Okay guys, I need a little help. Does anyone have an idea of what a fully rigged Bass Tracker 17 with a 40/50 hp motor weighs? Here is my reason for asking. I currently do not own a bass boat but I am considering purchasing one. The major thing holding me back from a fiberglass boat is my truck. She's getting old, it's two wheel drive and it's a standard. It does have a 350 V8 and I have pulled my friends 17.5 ft Hydra sport with a 150 hp. On flat ground it seems to do alright but pulling hills you definately know it's back there. Pulling out of the launch ramp is a somewhat scary ordeal all it's own mostly because it is a standard. That is what has me thinking of the 17ft Bass Tracker. Any ideas or comments????

Thanks!


----------



## misfit

check out tracker's website for specs.not sure if they list with motor weight,but rest of package should be.my guess is 1800 pounds + or - for total package,depending on model and motor.


----------



## Ken G

20 years ago I bought a new Tracker V-17 with a 50hp Mercury. I towed it all over the place with an '84 S-10 2wd pickup with a 2.8L V-6 with a 5 speed manual transmission. On long hills I would drop down to 4th gear for awhile but otherwise it pulled it great.

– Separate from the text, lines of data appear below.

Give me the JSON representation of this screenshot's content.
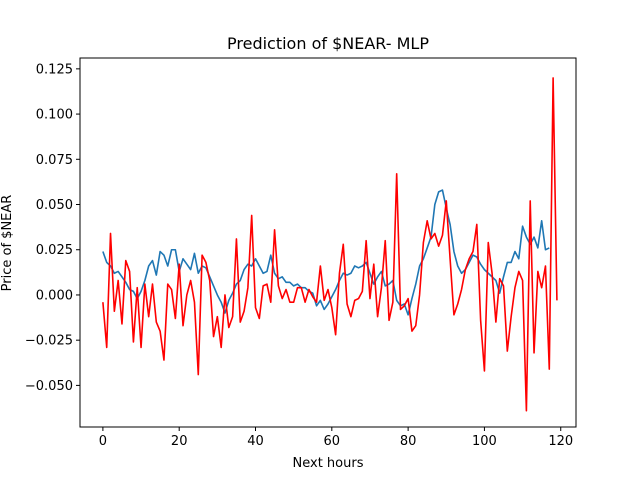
{
  "chart_data": {
    "type": "line",
    "title": "Prediction of $NEAR- MLP",
    "xlabel": "Next hours",
    "ylabel": "Price of $NEAR",
    "xlim": [
      -6,
      124
    ],
    "ylim": [
      -0.073,
      0.131
    ],
    "xticks": [
      0,
      20,
      40,
      60,
      80,
      100,
      120
    ],
    "xtick_labels": [
      "0",
      "20",
      "40",
      "60",
      "80",
      "100",
      "120"
    ],
    "yticks": [
      -0.05,
      -0.025,
      0.0,
      0.025,
      0.05,
      0.075,
      0.1,
      0.125
    ],
    "ytick_labels": [
      "−0.050",
      "−0.025",
      "0.000",
      "0.025",
      "0.050",
      "0.075",
      "0.100",
      "0.125"
    ],
    "grid": false,
    "legend": "none",
    "series": [
      {
        "color": "#1f77b4",
        "values": [
          0.024,
          0.018,
          0.016,
          0.012,
          0.013,
          0.01,
          0.007,
          0.003,
          0.002,
          -0.002,
          0.002,
          0.008,
          0.016,
          0.019,
          0.011,
          0.024,
          0.022,
          0.016,
          0.025,
          0.025,
          0.013,
          0.02,
          0.017,
          0.014,
          0.023,
          0.012,
          0.016,
          0.015,
          0.01,
          0.005,
          0.0,
          -0.004,
          -0.01,
          -0.003,
          0.001,
          0.006,
          0.008,
          0.014,
          0.017,
          0.016,
          0.02,
          0.016,
          0.012,
          0.013,
          0.022,
          0.012,
          0.009,
          0.01,
          0.007,
          0.007,
          0.005,
          0.006,
          0.004,
          0.004,
          0.002,
          0.001,
          -0.006,
          -0.003,
          -0.008,
          -0.005,
          -0.001,
          0.003,
          0.008,
          0.012,
          0.011,
          0.012,
          0.016,
          0.015,
          0.016,
          0.018,
          0.012,
          0.006,
          0.01,
          0.013,
          0.005,
          0.006,
          0.008,
          -0.003,
          -0.006,
          -0.005,
          -0.011,
          -0.002,
          0.006,
          0.016,
          0.02,
          0.026,
          0.032,
          0.05,
          0.057,
          0.058,
          0.048,
          0.039,
          0.024,
          0.016,
          0.012,
          0.014,
          0.018,
          0.022,
          0.021,
          0.017,
          0.014,
          0.012,
          0.01,
          0.008,
          0.001,
          0.01,
          0.018,
          0.018,
          0.024,
          0.02,
          0.038,
          0.032,
          0.028,
          0.032,
          0.026,
          0.041,
          0.025,
          0.026
        ]
      },
      {
        "color": "#ff0000",
        "values": [
          -0.004,
          -0.029,
          0.034,
          -0.009,
          0.008,
          -0.016,
          0.019,
          0.013,
          -0.026,
          0.004,
          -0.029,
          0.006,
          -0.012,
          0.006,
          -0.015,
          -0.02,
          -0.036,
          0.006,
          0.003,
          -0.013,
          0.017,
          -0.017,
          0.0,
          0.008,
          -0.004,
          -0.044,
          0.022,
          0.018,
          0.008,
          -0.023,
          -0.012,
          -0.029,
          0.0,
          -0.018,
          -0.012,
          0.031,
          -0.015,
          -0.009,
          0.004,
          0.044,
          -0.007,
          -0.013,
          0.005,
          0.006,
          -0.004,
          0.036,
          0.005,
          -0.002,
          0.003,
          -0.004,
          -0.004,
          0.004,
          0.004,
          -0.004,
          0.003,
          -0.001,
          -0.004,
          0.016,
          -0.003,
          0.003,
          -0.007,
          -0.022,
          0.012,
          0.028,
          -0.005,
          -0.012,
          -0.003,
          -0.002,
          0.002,
          0.03,
          -0.002,
          0.017,
          -0.012,
          0.004,
          0.03,
          -0.014,
          -0.004,
          0.067,
          -0.008,
          -0.006,
          -0.002,
          -0.02,
          -0.017,
          0.0,
          0.029,
          0.041,
          0.031,
          0.034,
          0.027,
          0.033,
          0.052,
          0.02,
          -0.011,
          -0.005,
          0.003,
          0.014,
          0.02,
          0.024,
          0.039,
          -0.014,
          -0.042,
          0.029,
          0.012,
          -0.015,
          0.009,
          0.005,
          -0.031,
          -0.012,
          0.004,
          0.013,
          0.008,
          -0.064,
          0.052,
          -0.032,
          0.013,
          0.004,
          0.016,
          -0.041,
          0.12,
          -0.003
        ]
      }
    ]
  }
}
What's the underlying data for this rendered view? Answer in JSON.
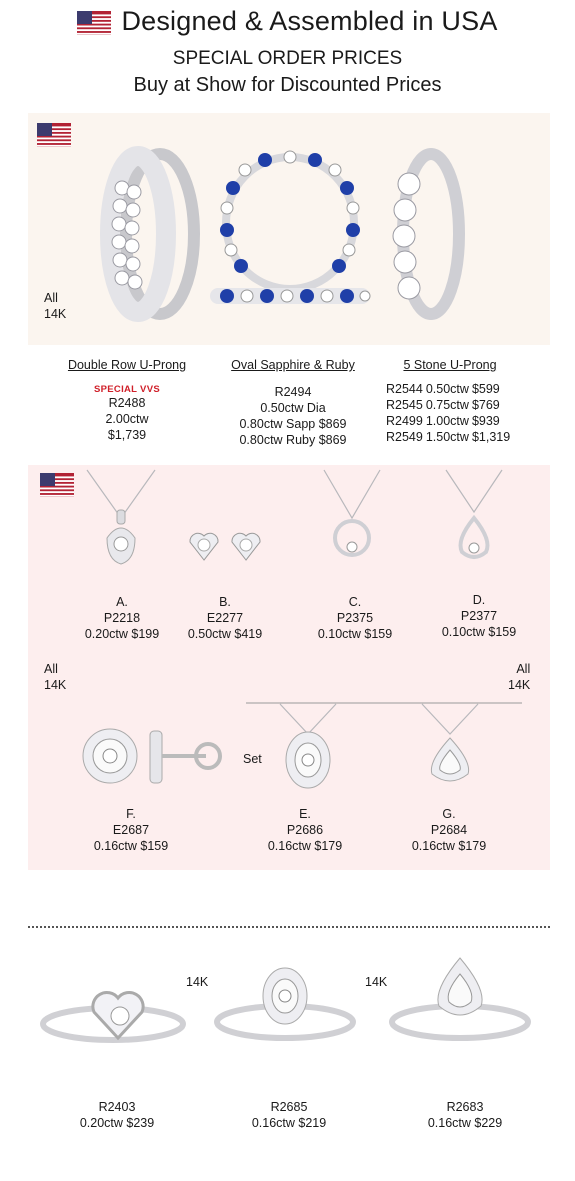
{
  "header": {
    "line1": "Designed & Assembled in USA",
    "line2": "SPECIAL ORDER PRICES",
    "line3": "Buy at Show for Discounted Prices"
  },
  "colors": {
    "panel1": "#fbf5ef",
    "panel2": "#fdeeee",
    "accent_red": "#d0202a",
    "sapphire": "#1f3fa8"
  },
  "rings_section": {
    "metal_label": [
      "All",
      "14K"
    ],
    "products": [
      {
        "title": "Double Row U-Prong",
        "tag": "SPECIAL VVS",
        "lines": [
          "R2488",
          "2.00ctw",
          "$1,739"
        ]
      },
      {
        "title": "Oval Sapphire & Ruby",
        "lines": [
          "R2494",
          "0.50ctw Dia",
          "0.80ctw Sapp $869",
          "0.80ctw Ruby $869"
        ]
      },
      {
        "title": "5 Stone U-Prong",
        "rows": [
          [
            "R2544",
            "0.50ctw",
            "$599"
          ],
          [
            "R2545",
            "0.75ctw",
            "$769"
          ],
          [
            "R2499",
            "1.00ctw",
            "$939"
          ],
          [
            "R2549",
            "1.50ctw",
            "$1,319"
          ]
        ]
      }
    ]
  },
  "pendants_section": {
    "metal_label_left": [
      "All",
      "14K"
    ],
    "metal_label_right": [
      "All",
      "14K"
    ],
    "set_label": "Set",
    "items_top": [
      {
        "letter": "A.",
        "sku": "P2218",
        "price": "0.20ctw $199"
      },
      {
        "letter": "B.",
        "sku": "E2277",
        "price": "0.50ctw $419"
      },
      {
        "letter": "C.",
        "sku": "P2375",
        "price": "0.10ctw $159"
      },
      {
        "letter": "D.",
        "sku": "P2377",
        "price": "0.10ctw $159"
      }
    ],
    "items_bottom": [
      {
        "letter": "F.",
        "sku": "E2687",
        "price": "0.16ctw $159"
      },
      {
        "letter": "E.",
        "sku": "P2686",
        "price": "0.16ctw $179"
      },
      {
        "letter": "G.",
        "sku": "P2684",
        "price": "0.16ctw $179"
      }
    ]
  },
  "bottom_rings": {
    "metal_labels": [
      "14K",
      "14K"
    ],
    "items": [
      {
        "sku": "R2403",
        "price": "0.20ctw $239"
      },
      {
        "sku": "R2685",
        "price": "0.16ctw $219"
      },
      {
        "sku": "R2683",
        "price": "0.16ctw $229"
      }
    ]
  }
}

The truck did have a limited slip rear end which may have helped on a wet ramp but I don't know if it was necessary. 

If you aren't comfortable on a ramp with a manual transmission, tie a rope on a wheel chock and pull it out of the way as you get rolling.


----------



## wballard77

I have a 2006 Tracker Pro Team 170TX 
Weight is 1384lbs. I pull it with a Durango with ease! 
I have a buddy that pulls an older one with a 4 cyl. Accord WGN


----------



## Bill-H

i have a 2006 bass tracker 175 pt it weighs 1592 lbs and i pull it with a 2000 chevy blazer with no trouble at all.


----------



## bassaddict

Thank you for the replys! I didn't think bass trackers really weighed that much. Please forgive my ignorance but is there a noticible difference when pulling one verses a fiberglass boat of comparable size? I remember noticing the coast guard(?) plate on my buddies hydra sport and it said 1,200#'s. I don't recall if that was with the motor or not. (I'm assuming not?) I just don't what to buy a boat and then be forced into buying another truck just to pull it.

Thanks again.


----------



## ohio-outdoorsman

i've got you all beat! i towed a bass tracker pro 17 with a gmc sonoma(s-10) with a big 2.5 liter 4-banger 5speed stick for years. nooo problems!


----------



## Hetfieldinn

bassaddict said:


> I remember noticing the coast guard(?) plate on my buddies hydra sport and it said 1,200#'s. I don't recall if that was with the motor or not. (I'm assuming not?)


That would be the weight capacity of the boat, not what the boat weighed.


----------